Jazz live
Publié le 5 Août 2025

Biarritz: Gregory Privat, piano phare

« Nous organisons  trois concerts en plein air dans le cadre de ce festival histoire de profiter de ce beau décor naturel de  la ville : la plage de la Côtée des Basques, la Cité de l’Océan et le Phare… » explique Thomas Valverde, pianiste et directeur artistique du Piano Biarritz  Festival. Lequel  évènement, à cheval sur la fin juillet et le mois d’août de la cité balnéaire se trouve surtout tourné essentiellement vers la musique classique. Mais n’oublie jamais de garder une porte ouverte sur les pianistes de jazz. Ainsi, à l’air libre, avec toujours toujours l’océan en bordure de scène et de décor, la musique capte-t-elle les embruns de la Côte Basque.

Etienne Manchon

Etienne Manchon assure la première partie pile au dessous du Phare, immense tour en silhouette élancée blanche porteuse de lumière nocturne si l’on est patient. Et qui domine le fond du Golfe de Gascogne. Sur le clavier le jeune pianiste la joue tout acoustique. Et éclectique: thème annoncé de Randy Crawford, chanson populaire québécoise, standards à gogo (All the things you are, Moon River…) Beaucoup d’accords pour assurer le rythme, en continuum un déroulé de phrases en notes détachées en séduction sous l’empreinte de la mélodie en balade. Des envies d’improvisation assumées. Plus une frise de blues au final en hommage à Ornette Coleman ( When will the blues live ) Rien de moins, sous un petit vent du large.

Gregory Privat (p, clav, voc) Samuel Fhima (b), Tilo Bertholo (dm)

Gregory Privat

Il ne nous a pas toujours habitué à ce cérémonial. D’aucuns peuvent s’en étonner. Pourtant, cet album Phoenix –ici ,fil rouge du concert du triol’a célébré, l’a consacré: Gregory Privat s’affirme désormais pianiste/vocaliste. Avec lui, tout de suite en live on entre dans le flux de la voix. Présente, nuancée, flexible mais toujours porteuse de musique, d’histoire, de sensations. D’émotions véhiculées à dessein « Sous ce titre je vous invite à un voyage à faire avec nous » annonce-t-il d’entrée de jeu. « Genesis » chapitre suivant ouvre le périple sur une courte ritournelle de notes claires répétées. Suit une grosse partie de basse. Dès la séquence chant conclue, un long développement de synthé impose ses couleurs sépias. Mais derrière, la rythmique, très prononcée, demeure en base fixe. Les compositions du CD mises en scène, dans le décor ambiant ouvert à 180° à fortiori, portent à l’onirisme « Avec ce titre, Las, je revendique la possibilité pour moi, pour vous, pour tous de vivre son rêve… » Le chant monte vers des tonalités d’aigües. Le solo appuyé fait se lever le pianiste afin de se donner la possibilité de jouer en bout de  bout de clavier. Question jeu, Grégory Privat donne volontiers dans un piano physique.

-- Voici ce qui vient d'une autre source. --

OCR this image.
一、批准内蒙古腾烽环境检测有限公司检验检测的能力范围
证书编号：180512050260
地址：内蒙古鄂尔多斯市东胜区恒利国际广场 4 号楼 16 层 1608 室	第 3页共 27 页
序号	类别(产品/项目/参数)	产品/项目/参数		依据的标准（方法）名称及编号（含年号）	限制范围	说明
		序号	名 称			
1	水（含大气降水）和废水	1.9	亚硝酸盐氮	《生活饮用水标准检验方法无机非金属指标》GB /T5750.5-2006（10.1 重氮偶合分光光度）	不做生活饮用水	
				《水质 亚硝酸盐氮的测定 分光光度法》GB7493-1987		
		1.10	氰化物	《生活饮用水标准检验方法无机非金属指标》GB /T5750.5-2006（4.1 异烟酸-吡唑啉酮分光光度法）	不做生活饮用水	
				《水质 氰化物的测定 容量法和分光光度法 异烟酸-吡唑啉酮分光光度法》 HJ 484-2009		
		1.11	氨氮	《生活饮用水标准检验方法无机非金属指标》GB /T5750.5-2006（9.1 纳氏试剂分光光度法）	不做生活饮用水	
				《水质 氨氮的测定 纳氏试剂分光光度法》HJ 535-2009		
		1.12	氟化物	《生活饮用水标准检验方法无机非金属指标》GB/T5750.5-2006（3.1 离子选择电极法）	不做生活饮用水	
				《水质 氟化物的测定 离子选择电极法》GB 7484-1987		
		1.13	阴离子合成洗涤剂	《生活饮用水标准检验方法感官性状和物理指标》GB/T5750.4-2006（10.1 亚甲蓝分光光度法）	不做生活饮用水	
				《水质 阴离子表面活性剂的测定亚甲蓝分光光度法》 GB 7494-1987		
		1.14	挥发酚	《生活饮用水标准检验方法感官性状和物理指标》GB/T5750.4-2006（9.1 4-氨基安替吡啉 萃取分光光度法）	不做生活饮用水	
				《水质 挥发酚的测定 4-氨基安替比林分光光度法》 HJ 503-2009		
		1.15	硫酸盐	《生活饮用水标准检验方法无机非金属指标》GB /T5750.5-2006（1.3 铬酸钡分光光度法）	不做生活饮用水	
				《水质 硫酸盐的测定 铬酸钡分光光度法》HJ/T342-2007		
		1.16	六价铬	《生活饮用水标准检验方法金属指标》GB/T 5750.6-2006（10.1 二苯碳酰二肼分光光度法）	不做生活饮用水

Histoire de piano, histoire de vie. Celle de son grand père s’est éteinte en Martinique, sa terre, à cent ans passés. Une fois encore, vocal et pratique pianistique se rejoignent pour cette célébration. Soit un vocal calqué sur le parcours de la main droite entre noires et blanches, quasi à l’unisson. basse jouée à l’archet, batterie teintée d’une ponctuation électronique génératrice de couleur (« Lotbo. A ») La musique écrite, jouée, bascule dans une dimension de pensée effervescente. Onirique. Et retour sans plus de détour à un piano jazz sous un même élan, enlevé, motifs en pulsions dans une sorte de défi (de chase) avec batterie et basse, lesquelles montent dans les tours. Immédiate « Métamorphosis » lancée tel un besoin pressant. Le piano, la voix…la voix, le piano…en balade, coolitude d’un vécu transmis et que l’on ressent alors très senti (« Supernova ») 

Samuel Fhima
Tilo Bertholot

Grégory Privat, dans l’exercice scénique ne se cache pas. Il se livre, extérieur intérieur. A Biarritz, là où cent mètres en contrebas de la scène sous les vagues et le mouvement de houle l’infinie langue de sable des Landes et de la Gironde se termine et les roches du granit basque commencent, son piano parle pour lui. Son « Soley » écrit et scandé dans le relief de sa langue créole maternelle déroule une houle avec ses ressacs, motifs de piano circulaires, résiliants pour une intensité accrue tandis que le soleil de tout un chacun, lui , se couche sur la Côte Basque. Le phare ne va pas tarder à s’illuminer en son sommet.